Michon la verdad que esta muy bueno el proyecto, ademas de quedar bonito, tambien lo reciclas ..
Nunca me imagine hacer algo asi con una lampara de bajo consumo.
Saludos


----------



## chinoelvago (Abr 28, 2012)

hola alguien hizo proyecto de michon


----------



## duile (Abr 28, 2012)

hola a todos ! ya armé el proyecto
ilumina con buen color blanco!!
pero el angulo de iluminación es pobre-... osea es casi direccional!


----------



## phavlo (Abr 28, 2012)

> pero el angulo de iluminación es pobre-... osea es casi direccional!

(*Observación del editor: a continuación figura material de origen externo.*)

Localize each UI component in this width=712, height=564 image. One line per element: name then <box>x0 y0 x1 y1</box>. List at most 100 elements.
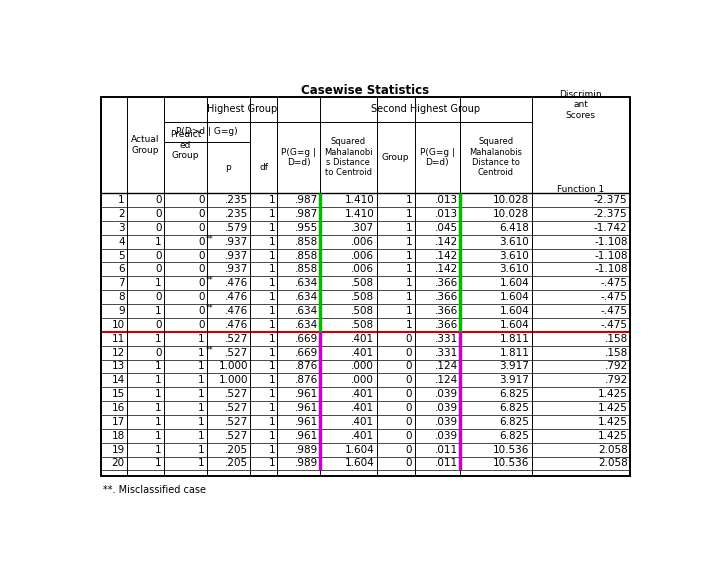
Text: .401: .401 <box>351 347 375 358</box>
Text: 0: 0 <box>406 444 412 455</box>
Text: .989: .989 <box>294 444 318 455</box>
Text: .401: .401 <box>351 431 375 440</box>
Text: 1.604: 1.604 <box>345 459 375 469</box>
Text: 1.811: 1.811 <box>499 334 529 343</box>
Text: 1.000: 1.000 <box>219 362 248 372</box>
Text: 1.425: 1.425 <box>598 431 627 440</box>
Text: .158: .158 <box>604 334 627 343</box>
Text: 1: 1 <box>268 347 275 358</box>
Text: 1: 1 <box>155 403 162 413</box>
Text: .476: .476 <box>224 292 248 302</box>
Bar <box>100 97 630 476</box>
Text: .876: .876 <box>294 362 318 372</box>
Text: .955: .955 <box>294 223 318 233</box>
Text: Function 1: Function 1 <box>557 185 604 194</box>
Text: .235: .235 <box>224 195 248 205</box>
Text: 0: 0 <box>198 265 204 275</box>
Text: .011: .011 <box>435 444 458 455</box>
Text: Actual
Group: Actual Group <box>131 135 159 155</box>
Text: 10: 10 <box>112 320 125 330</box>
Text: .527: .527 <box>224 347 248 358</box>
Text: 1: 1 <box>198 403 204 413</box>
Text: 1: 1 <box>406 223 412 233</box>
Text: 1: 1 <box>155 334 162 343</box>
Text: 10.536: 10.536 <box>493 459 529 469</box>
Text: -1.108: -1.108 <box>594 237 627 246</box>
Text: .508: .508 <box>351 320 375 330</box>
Text: 3.917: 3.917 <box>499 375 529 385</box>
Text: Group: Group <box>382 153 409 162</box>
Text: .039: .039 <box>435 431 458 440</box>
Text: .527: .527 <box>224 389 248 399</box>
Text: .669: .669 <box>294 334 318 343</box>
Text: .158: .158 <box>604 347 627 358</box>
Text: .000: .000 <box>351 362 375 372</box>
Text: 1: 1 <box>268 195 275 205</box>
Text: 2: 2 <box>118 209 125 219</box>
Text: 0: 0 <box>406 334 412 343</box>
Text: .527: .527 <box>224 431 248 440</box>
Text: 6.825: 6.825 <box>499 417 529 427</box>
Text: 1: 1 <box>155 375 162 385</box>
Text: .961: .961 <box>294 417 318 427</box>
Text: .205: .205 <box>225 459 248 469</box>
Text: 0: 0 <box>198 320 204 330</box>
Text: .366: .366 <box>434 306 458 316</box>
Text: .205: .205 <box>225 444 248 455</box>
Text: .039: .039 <box>435 389 458 399</box>
Text: 1: 1 <box>406 209 412 219</box>
Text: 0: 0 <box>406 417 412 427</box>
Text: p: p <box>226 163 231 172</box>
Text: 1: 1 <box>268 320 275 330</box>
Text: 1.604: 1.604 <box>499 292 529 302</box>
Text: 0: 0 <box>406 347 412 358</box>
Text: 0: 0 <box>155 347 162 358</box>
Text: 1: 1 <box>406 195 412 205</box>
Text: .987: .987 <box>294 209 318 219</box>
Text: 14: 14 <box>111 375 125 385</box>
Text: 0: 0 <box>406 389 412 399</box>
Text: .366: .366 <box>434 320 458 330</box>
Text: .858: .858 <box>294 237 318 246</box>
Text: 1: 1 <box>268 237 275 246</box>
Text: .961: .961 <box>294 431 318 440</box>
Text: .013: .013 <box>435 195 458 205</box>
Text: .142: .142 <box>434 237 458 246</box>
Text: 1: 1 <box>268 265 275 275</box>
Text: Squared
Mahalanobi
s Distance
to Centroid: Squared Mahalanobi s Distance to Centroi… <box>324 137 372 178</box>
Text: .401: .401 <box>351 334 375 343</box>
Text: 1.425: 1.425 <box>598 403 627 413</box>
Text: 1.425: 1.425 <box>598 389 627 399</box>
Text: .006: .006 <box>351 237 375 246</box>
Text: 17: 17 <box>111 417 125 427</box>
Text: .013: .013 <box>435 209 458 219</box>
Text: 20: 20 <box>112 459 125 469</box>
Text: .401: .401 <box>351 389 375 399</box>
Text: .124: .124 <box>434 362 458 372</box>
Text: .476: .476 <box>224 306 248 316</box>
Text: .792: .792 <box>604 375 627 385</box>
Text: 1: 1 <box>198 362 204 372</box>
Text: -2.375: -2.375 <box>594 195 627 205</box>
Text: .401: .401 <box>351 417 375 427</box>
Text: -1.108: -1.108 <box>594 265 627 275</box>
Text: Highest Group: Highest Group <box>207 104 277 114</box>
Text: 0: 0 <box>198 237 204 246</box>
Text: .634: .634 <box>294 278 318 288</box>
Text: 0: 0 <box>198 306 204 316</box>
Text: -.475: -.475 <box>601 292 627 302</box>
Text: 1.604: 1.604 <box>499 320 529 330</box>
Text: .508: .508 <box>351 278 375 288</box>
Text: Second Highest Group: Second Highest Group <box>371 104 481 114</box>
Text: 0: 0 <box>198 278 204 288</box>
Text: .124: .124 <box>434 375 458 385</box>
Text: .006: .006 <box>351 265 375 275</box>
Text: P(D>d | G=g): P(D>d | G=g) <box>177 127 238 136</box>
Text: 1: 1 <box>198 375 204 385</box>
Text: .039: .039 <box>435 403 458 413</box>
Text: .527: .527 <box>224 334 248 343</box>
Text: 1: 1 <box>155 444 162 455</box>
Text: 6.825: 6.825 <box>499 431 529 440</box>
Text: 1.410: 1.410 <box>345 209 375 219</box>
Text: 0: 0 <box>155 195 162 205</box>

Eso se solucionaría cambiando los leds por otros que tengan mayor angulo...


----------



## chinoelvago (Jun 8, 2012)

si proba con los led flat este finde armo uno y les digo como me fue , va si los consigo


----------



## almendra (Jun 8, 2012)

lo que posteo michon, ya lo habia realizado y anda de diez, la placa que tengo son muchos leds rojos, azules, y verdes de alta luminocidad y 10mm, me pase con 200 es un poco menos, no los conte!  ahora estoy  por realizar este circuito http://www.electronicafacil.net/circuitos/Luces-coche-fantastico.html
y veo que otras ideas puedo encontrar para un Pub hacer una iluminación copada!
saludos a todos y gracias por todoo!


----------



## eduardo silva (Jun 8, 2012)

Buena información me abre las puertas a muchas ideas Gracias foreros


----------